Елецкий молча отряхивался от пыли. В его глазах горела темная ярость, но когда он поднял голову, от нее не осталось и облачка. Этот неудачник вдруг весело засмеялся.
Чиж отсчитывал шаги от самого носа Качи-Кальона.
– Восемьдесят восемь, восемьдесят девять, – старательно бубнил он.
За Чижом шли Кравченко и Биля. Они улыбались, видя, как высоко он поднимал ноги.
У подножия скалы переминались кони, привязанные к деревьям, но Даниила и Вернигоры нигде не было видно.
– Девяносто один, девяносто два, девяносто три, – проговорил Чиж и уперся в остатки какой-то древней кладки, рассыпанной перед ним.
Она образовала небольшой, но довольно крутой холм, поросший кустарником и деревьями.
Биля и Кравченко остановились, а Чиж решительно продолжал отсчитывать:
– Девяносто пять, девяносто шесть, девяносто семь.
На последнем числе – сто четыре – Чиж оказался ровно на вершине холма и почесал в затылке. Копать здесь явно было бы трудновато.
– Нешто лопату тебе принести, Федя? – издевательски спросил снизу Кравченко.
– Лопатой тут не взять, – совершенно спокойно ответил на это Чиж. – Кайло надо было брать.
– Здесь кайлом, наверное, целый год долбать придется, – сказал Кравченко. – Да и то, может, мало будет.
– Вот и помоги ему, Николай Степанович, – произнес Биля.
– Это каким же манером?
– Готовь порох.
– А сами с чем же потом останемся? Тут, может, три пуда его нужно!
Чиж опустился на корточки, достал кинжал и стал вырубать корень дерева, уходящий вниз, меж камней. Он вытащил его, расширил щель, лег на камни, принюхался, потом махнул рукой Биле и Кравченко.
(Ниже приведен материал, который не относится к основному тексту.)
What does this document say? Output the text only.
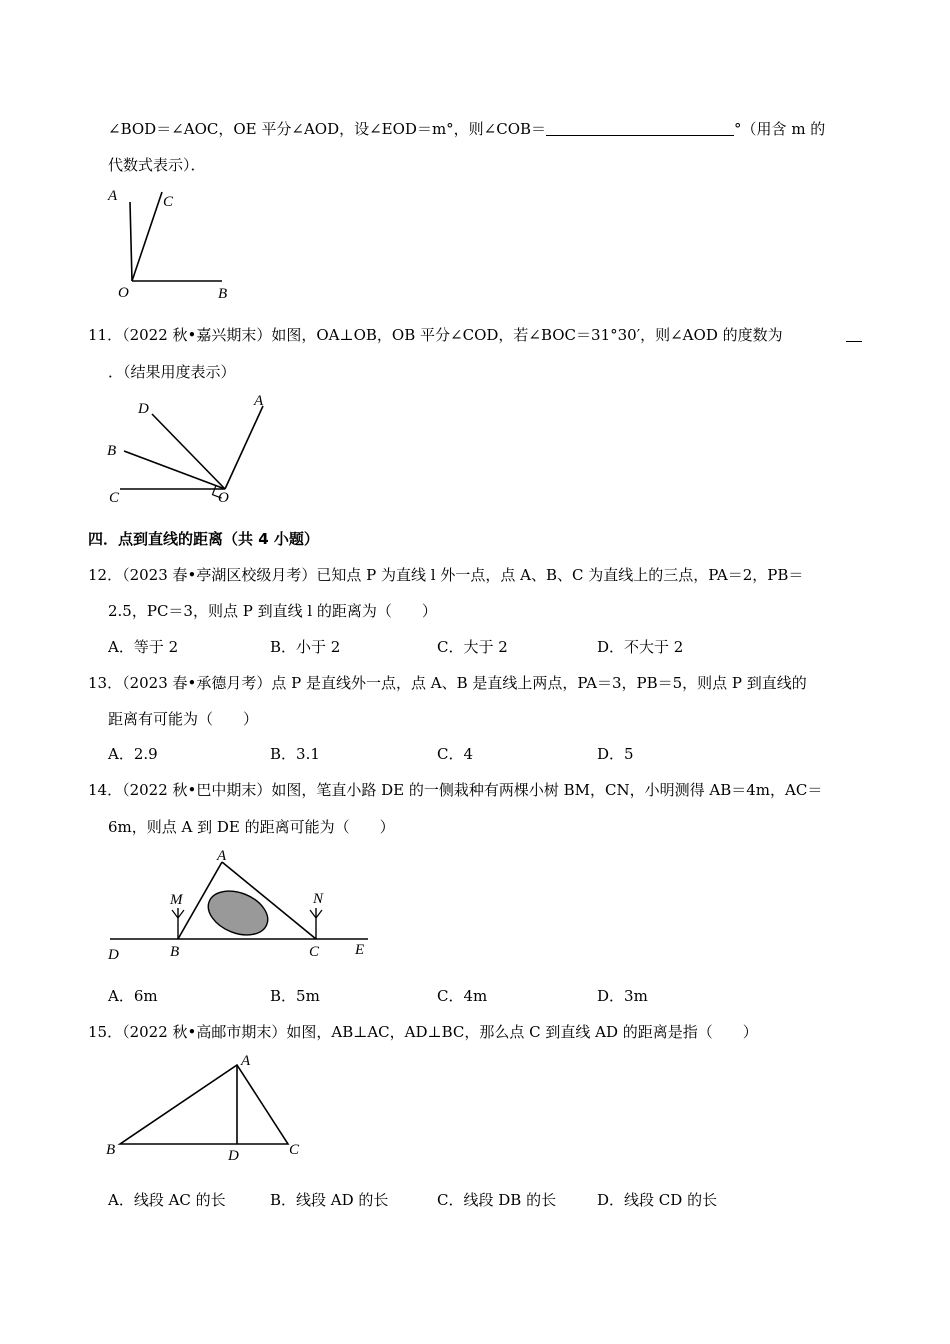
∠BOD＝∠AOC，OE 平分∠AOD，设∠EOD＝m°，则∠COB＝	°（用含 m 的
代数式表示）．
A	C
O	B
11．（2022 秋•嘉兴期末）如图，OA⊥OB，OB 平分∠COD，若∠BOC＝31°30′，则∠AOD 的度数为
．（结果用度表示）
D	A
B
C	O
四．点到直线的距离（共 4 小题）
12．（2023 春•亭湖区校级月考）已知点 P 为直线 l 外一点，点 A、B、C 为直线上的三点，PA＝2，PB＝
2.5，PC＝3，则点 P 到直线 l 的距离为（　　）
A．等于 2	B．小于 2	C．大于 2	D．不大于 2
13．（2023 春•承德月考）点 P 是直线外一点，点 A、B 是直线上两点，PA＝3，PB＝5，则点 P 到直线的
距离有可能为（　　）
A．2.9	B．3.1	C．4	D．5
14．（2022 秋•巴中期末）如图，笔直小路 DE 的一侧栽种有两棵小树 BM，CN，小明测得 AB＝4m，AC＝
6m，则点 A 到 DE 的距离可能为（　　）
A
M	N
D	B	C E
A．6m	B．5m	C．4m	D．3m
15．（2022 秋•高邮市期末）如图，AB⊥AC，AD⊥BC，那么点 C 到直线 AD 的距离是指（　　）
A
B	D	C
A．线段 AC 的长	B．线段 AD 的长	C．线段 DB 的长	D．线段 CD 的长
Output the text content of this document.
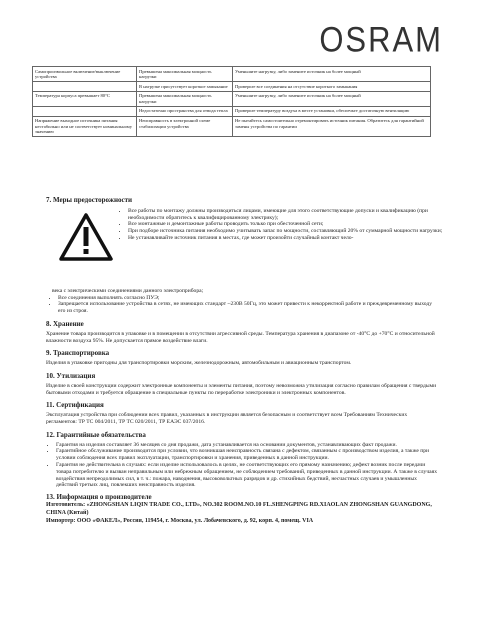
OSRAM
Самопроизвольное включение/выключение устройства	Превышена максимальная мощность нагрузки	Уменьшите нагрузку, либо замените источник на более мощный
	В нагрузке присутствует короткое замыкание	Проверьте все соединения на отсутствие короткого замыкания
Температура корпуса превышает 80°С	Превышена максимальная мощность нагрузки	Уменьшите нагрузку, либо замените источник на более мощный
	Недостаточно пространства для отвода тепла	Проверьте температуру воздуха в месте установки, обеспечьте достаточную вентиляцию
Напряжение выходное источника питания нестабильно или не соответствует номинальному значению	Неисправность в электронной схеме стабилизации устройства	Не пытайтесь самостоятельно отремонтировать источник питания. Обратитесь для гарантийной замены устройства по гарантии
7. Меры предосторожности
• Все работы по монтажу должны производиться лицами, имеющие для этого соответствующие допуски и квалификацию (при необходимости обратитесь к квалифицированному электрику);
• Все монтажные и демонтажные работы проводить только при обесточенной сети;
• При подборе источника питания необходимо учитывать запас по мощности, составляющий 20% от суммарной мощности нагрузки;
• Не устанавливайте источник питания в местах, где может произойти случайный контакт чело-

века с электрическими соединениями данного электроприбора;

• Все соединения выполнять согласно ПУЭ;
• Запрещается использование устройства в сетях, не имеющих стандарт ~230В 50Гц, это может привести к некорректной работе и преждевременному выходу его из строя.
8. Хранение

Хранение товара производится в упаковке и в помещении в отсутствии агрессивной среды. Температура хранения в диапазоне от -40°С до +70°С и относительной влажности воздуха 95%. Не допускается прямое воздействие влаги.

9. Транспортировка

Изделия в упаковке пригодны для транспортировки морским, железнодорожным, автомобильным и авиационным транспортом.

10. Утилизация

Изделие в своей конструкции содержит электронные компоненты и элементы питания, поэтому невозможна утилизация согласно правилам обращения с твердыми бытовыми отходами и требуется обращение в специальные пункты по переработке электроники и электронных компонентов.

11. Сертификация

Эксплуатация устройства при соблюдении всех правил, указанных в инструкции является безопасным и соответствует всем Требованиям Технических регламентов: ТР ТС 004/2011, ТР ТС 020/2011, ТР ЕАЭС 037/2016.

12. Гарантийные обязательства
• Гарантия на изделия составляет 36 месяцев со дня продажи, дата устанавливается на основании документов, устанавливающих факт продажи.
• Гарантийное обслуживание производится при условии, что возникшая неисправность связана с дефектом, связанным с производством изделия, а также при условии соблюдения всех правил эксплуатации, транспортировки и хранения, приведенных в данной инструкции.
• Гарантия не действительна в случаях: если изделие использовалось в целях, не соответствующих его прямому назначению; дефект возник после передачи товара потребителю и вызван неправильным или небрежным обращением, не соблюдением требований, приведенных в данной инструкции. А также в случаях воздействия непреодолимых сил, в т. ч.: пожара, наводнения, высоковольтных разрядов и др. стихийных бедствий, несчастных случаев и умышленных действий третьих лиц, повлекших неисправность изделия.
13. Информация о производителе

Изготовитель: «ZHONGSHAN LIQIN TRADE CO., LTD», NO.302 ROOM.NO.10 FL.SHENGPING RD.XIAOLAN ZHONGSHAN GUANGDONG, CHINA (Китай)

Импортер: ООО «ФАКЕЛ», Россия, 119454, г. Москва, ул. Лобачевского, д. 92, корп. 4, помещ. VIA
– Чуете? – спросил Чиж и повернул голову к есаулу, который опустился на камни рядом с ним.
– Вода! – сказал Биля.
Кравченко наклонился к Чижу, тоже втянул в себя воздух, вздохнул, встал, снял с плеча штуцер и начал обходить вершину кладки, постукивая прикладом по камням.
Описав круг, он остановился, сел на валун, немного подумал и проговорил:
– Все не срезать. Можно попробовать дыру пробить, но как бы этот купол весь донизу не свалился. Каменюки здоровенные, их нам даже конями не вытащить. Думаю, это колодец. Над ним в старые времена какая-то хоромина стояла. Может, он и засыпан целиком. А если нет, то мы его сейчас развалим. Зря только порох потратим, вот что я вам скажу.
– Николай Степанович, а ты так срежь, чтобы все вверх пошло да на сторону. Ты же мастеровитый человек, вот и покажи себя! – сказал Биля.
– Покажи им! – передразнил есаула Кравченко, весьма довольный таким признанием с его стороны. – Но уж тогда все под мое начало поступайте. Мне одному никак не своротить это дело.
В горах прокатилось эхо взрыва.
Ньюкомб поднял голову, прислушался, посмотрел на солнце, которое уже перевалило зенит. После этого он оглядел медленно ползущую колонну, послал коня рысью и объехал моряков с «Таифа», замыкающих строй.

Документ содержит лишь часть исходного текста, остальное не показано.